Des syndicats sur le qui-vive

Le Syndicat du personnel du soutien du CISSS de la Gaspésie, qui représente une trentaine de corps de métier dont les préposés aux bénéficiaires, s'inquiète de cette deuxième éclosion de COVID-19 à CHSLD de Maria.

C’est sûr qu’on a des interrogations à savoir pourquoi les cas sont arrivés relativement rapidement. Pour nous, il y a des problématiques.

Pierre-Luc Boulay, président régional du Syndicat du personnel du soutien du CISSS de la Gaspésie

Est-ce que c’est en lien avec des déplacements qui n’auraient pas dû avoir lieu, se questionne Pierre-Luc Boulay. Au moment où on se parle, l’enquête n’est pas rendue là au niveau syndical, mais on est sur les gardes et on observe ce qui se passe attentivement pour savoir si l’employeur a fait ce qu’il devait faire pour s’assurer que les déplacements interétablissements soient évités.

De son côté, le Syndicat des infirmières, infirmières auxiliaires et inhalothérapeutes de l’Est du Québec (SIIIEQ), soutient que les mesures sont respectées.

Je ne crois pas qu’à l’interne il y ait eu des protocoles qui n’aient pas été respectés parmi les membres que je représente, soutient le président du SIIIEQ, Pier-Luc Bujold.

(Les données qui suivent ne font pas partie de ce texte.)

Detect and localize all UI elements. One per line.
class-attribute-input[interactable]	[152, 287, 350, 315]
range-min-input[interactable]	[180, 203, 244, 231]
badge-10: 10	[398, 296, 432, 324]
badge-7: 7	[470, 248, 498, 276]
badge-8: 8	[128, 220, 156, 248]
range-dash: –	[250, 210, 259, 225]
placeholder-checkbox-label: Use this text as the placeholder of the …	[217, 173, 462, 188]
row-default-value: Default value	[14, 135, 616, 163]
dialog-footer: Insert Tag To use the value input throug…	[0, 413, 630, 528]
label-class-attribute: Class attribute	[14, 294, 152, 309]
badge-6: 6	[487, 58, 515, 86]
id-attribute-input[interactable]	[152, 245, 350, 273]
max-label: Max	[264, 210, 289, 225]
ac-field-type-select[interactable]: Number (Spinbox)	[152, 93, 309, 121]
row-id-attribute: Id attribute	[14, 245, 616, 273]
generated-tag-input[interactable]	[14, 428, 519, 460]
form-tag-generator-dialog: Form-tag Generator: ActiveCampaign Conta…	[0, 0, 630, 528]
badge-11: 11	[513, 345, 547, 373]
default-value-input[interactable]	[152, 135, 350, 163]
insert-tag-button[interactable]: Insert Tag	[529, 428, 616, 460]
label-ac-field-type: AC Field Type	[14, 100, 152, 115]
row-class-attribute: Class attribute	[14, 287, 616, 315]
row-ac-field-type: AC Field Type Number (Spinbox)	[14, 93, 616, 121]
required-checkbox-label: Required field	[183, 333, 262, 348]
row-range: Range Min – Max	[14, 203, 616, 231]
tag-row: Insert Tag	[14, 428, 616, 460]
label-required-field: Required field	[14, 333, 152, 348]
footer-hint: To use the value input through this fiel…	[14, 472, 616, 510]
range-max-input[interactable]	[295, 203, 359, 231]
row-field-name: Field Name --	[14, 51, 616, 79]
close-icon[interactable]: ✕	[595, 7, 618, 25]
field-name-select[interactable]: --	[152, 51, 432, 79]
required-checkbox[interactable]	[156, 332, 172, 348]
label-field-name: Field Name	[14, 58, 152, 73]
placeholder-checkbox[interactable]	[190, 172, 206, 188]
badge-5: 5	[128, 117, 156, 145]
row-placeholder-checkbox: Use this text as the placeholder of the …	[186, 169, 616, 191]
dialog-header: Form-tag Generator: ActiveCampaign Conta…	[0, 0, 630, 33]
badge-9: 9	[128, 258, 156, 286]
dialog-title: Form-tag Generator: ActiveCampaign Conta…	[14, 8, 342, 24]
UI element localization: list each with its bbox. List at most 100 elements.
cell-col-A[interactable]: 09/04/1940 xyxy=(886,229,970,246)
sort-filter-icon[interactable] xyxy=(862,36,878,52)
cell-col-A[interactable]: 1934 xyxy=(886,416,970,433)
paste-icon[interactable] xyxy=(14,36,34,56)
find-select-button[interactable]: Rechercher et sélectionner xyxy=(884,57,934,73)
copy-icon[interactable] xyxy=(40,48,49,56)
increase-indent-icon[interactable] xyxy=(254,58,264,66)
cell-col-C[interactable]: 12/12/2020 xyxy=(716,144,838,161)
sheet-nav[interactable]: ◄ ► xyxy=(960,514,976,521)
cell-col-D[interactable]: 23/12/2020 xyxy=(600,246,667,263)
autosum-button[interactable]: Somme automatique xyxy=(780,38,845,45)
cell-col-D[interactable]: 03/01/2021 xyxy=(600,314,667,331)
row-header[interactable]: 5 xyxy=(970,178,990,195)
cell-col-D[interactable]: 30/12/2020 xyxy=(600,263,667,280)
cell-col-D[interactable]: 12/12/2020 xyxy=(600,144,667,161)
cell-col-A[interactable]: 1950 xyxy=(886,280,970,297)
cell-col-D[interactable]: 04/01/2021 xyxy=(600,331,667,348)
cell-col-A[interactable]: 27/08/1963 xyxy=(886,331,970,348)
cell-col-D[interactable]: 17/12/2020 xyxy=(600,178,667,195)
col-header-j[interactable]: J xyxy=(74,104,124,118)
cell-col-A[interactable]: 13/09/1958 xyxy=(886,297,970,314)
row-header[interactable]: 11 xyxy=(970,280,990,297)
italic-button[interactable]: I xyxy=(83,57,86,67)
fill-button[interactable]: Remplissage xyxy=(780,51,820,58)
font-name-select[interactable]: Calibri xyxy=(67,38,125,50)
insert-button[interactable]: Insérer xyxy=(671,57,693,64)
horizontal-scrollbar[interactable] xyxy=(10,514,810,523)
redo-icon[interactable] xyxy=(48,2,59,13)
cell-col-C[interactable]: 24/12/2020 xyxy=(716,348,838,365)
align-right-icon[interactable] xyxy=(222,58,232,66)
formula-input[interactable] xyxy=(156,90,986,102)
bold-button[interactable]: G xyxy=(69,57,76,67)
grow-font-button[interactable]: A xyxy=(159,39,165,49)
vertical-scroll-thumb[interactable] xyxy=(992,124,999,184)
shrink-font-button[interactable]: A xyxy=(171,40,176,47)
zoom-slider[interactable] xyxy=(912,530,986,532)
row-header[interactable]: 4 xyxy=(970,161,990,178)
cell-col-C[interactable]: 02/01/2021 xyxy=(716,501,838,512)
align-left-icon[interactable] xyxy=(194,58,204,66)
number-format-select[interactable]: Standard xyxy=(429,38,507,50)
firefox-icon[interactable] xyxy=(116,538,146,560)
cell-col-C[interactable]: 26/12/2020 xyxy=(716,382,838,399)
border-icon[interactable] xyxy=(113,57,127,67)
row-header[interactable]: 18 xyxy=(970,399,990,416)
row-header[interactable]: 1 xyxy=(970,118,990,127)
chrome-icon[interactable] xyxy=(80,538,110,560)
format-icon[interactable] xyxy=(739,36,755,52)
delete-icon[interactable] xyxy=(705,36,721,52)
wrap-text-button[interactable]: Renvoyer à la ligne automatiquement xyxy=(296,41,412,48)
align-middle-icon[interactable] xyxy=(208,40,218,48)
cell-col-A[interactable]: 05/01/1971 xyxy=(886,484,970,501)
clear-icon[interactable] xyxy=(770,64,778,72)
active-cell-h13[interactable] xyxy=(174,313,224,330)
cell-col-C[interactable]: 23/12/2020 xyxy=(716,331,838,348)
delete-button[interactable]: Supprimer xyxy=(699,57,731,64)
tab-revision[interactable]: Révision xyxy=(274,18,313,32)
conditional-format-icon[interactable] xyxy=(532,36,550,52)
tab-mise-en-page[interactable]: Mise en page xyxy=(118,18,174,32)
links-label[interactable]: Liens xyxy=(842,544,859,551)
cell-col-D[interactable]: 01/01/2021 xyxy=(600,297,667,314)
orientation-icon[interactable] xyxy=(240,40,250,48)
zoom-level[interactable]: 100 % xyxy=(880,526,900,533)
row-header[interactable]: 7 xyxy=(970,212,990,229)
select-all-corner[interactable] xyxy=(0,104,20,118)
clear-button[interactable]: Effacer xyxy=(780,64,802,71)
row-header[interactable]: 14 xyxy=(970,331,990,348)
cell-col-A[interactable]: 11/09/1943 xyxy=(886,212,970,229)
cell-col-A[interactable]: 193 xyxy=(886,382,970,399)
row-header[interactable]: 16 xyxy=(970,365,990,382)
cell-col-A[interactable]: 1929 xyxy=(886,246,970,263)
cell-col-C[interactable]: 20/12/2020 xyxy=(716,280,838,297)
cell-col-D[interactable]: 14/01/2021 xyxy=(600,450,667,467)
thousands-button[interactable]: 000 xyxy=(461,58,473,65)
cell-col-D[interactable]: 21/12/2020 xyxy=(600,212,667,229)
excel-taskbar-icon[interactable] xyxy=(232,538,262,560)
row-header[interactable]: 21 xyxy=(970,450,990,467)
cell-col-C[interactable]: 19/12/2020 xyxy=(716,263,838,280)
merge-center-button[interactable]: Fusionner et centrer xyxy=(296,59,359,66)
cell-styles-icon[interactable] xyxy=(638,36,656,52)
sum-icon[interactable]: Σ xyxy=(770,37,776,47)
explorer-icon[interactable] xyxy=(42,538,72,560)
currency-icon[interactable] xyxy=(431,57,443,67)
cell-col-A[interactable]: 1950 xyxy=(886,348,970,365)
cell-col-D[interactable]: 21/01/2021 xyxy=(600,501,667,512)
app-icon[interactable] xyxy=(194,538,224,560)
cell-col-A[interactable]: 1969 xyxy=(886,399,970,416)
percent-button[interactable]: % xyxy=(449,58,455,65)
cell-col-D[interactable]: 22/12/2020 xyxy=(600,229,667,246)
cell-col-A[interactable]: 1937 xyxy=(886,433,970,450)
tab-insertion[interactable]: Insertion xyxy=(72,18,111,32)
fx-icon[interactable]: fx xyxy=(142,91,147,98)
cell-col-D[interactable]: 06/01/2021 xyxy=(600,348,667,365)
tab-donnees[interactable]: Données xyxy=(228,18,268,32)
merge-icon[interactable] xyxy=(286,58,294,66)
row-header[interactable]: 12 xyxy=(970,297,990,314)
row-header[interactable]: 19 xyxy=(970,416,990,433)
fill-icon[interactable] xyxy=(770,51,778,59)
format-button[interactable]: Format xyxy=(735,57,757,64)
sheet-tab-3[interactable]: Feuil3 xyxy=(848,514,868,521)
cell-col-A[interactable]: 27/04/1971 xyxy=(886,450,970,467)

Le président du SIIIEQ, Pier-Luc Bujold, a train de parler lors d'un point de presse.

Le président du SIIIEQ, Pier-Luc Bujold.

Photo : Radio-Canada / Martin Toulgoat

M. Bujold note toutefois un relâchement des consignes d’hygiène dans la population en général.

Les membres qu’on représente transigent par les commerces, les dépanneurs, donc c’est certain qu’il peut y avoir de la transmission communautaire qui se fait, admet le président du SIIIEQ.

Dimanche, 115 tests de dépistages ont été effectués à Maria, dont 65 sans rendez-vous. Le CISSS de la Gaspésie assure que tout est en place pour répondre à la demande croissante de dépistage.

Nous sommes organisés pour avoir une capacité de dépistage plus importante que celle que l’on connaît à l’heure actuelle, soutient la présidente-directrice générale, Chantal Duguay.

Les proches aidants pourront retourner au CHSLD

Les visites au CHSLD de Maria ont été suspendues jusqu'à nouvel ordre dès le début de l’éclosion, mais le CISSS de la Gaspésie organise actuellement la reprise des visites pour les proches aidants désignés.

Nous sommes à contacter les proches aidants pour leur expliquer les risques et les procédures rattachés à leur visite, précise la porte-parole du CISSS de la Gaspésie, Clémence Beaulien-Gendron. Le tout se fait selon les consignes de prévention et de contrôle des infections afin de diminuer le risque de propagation du virus.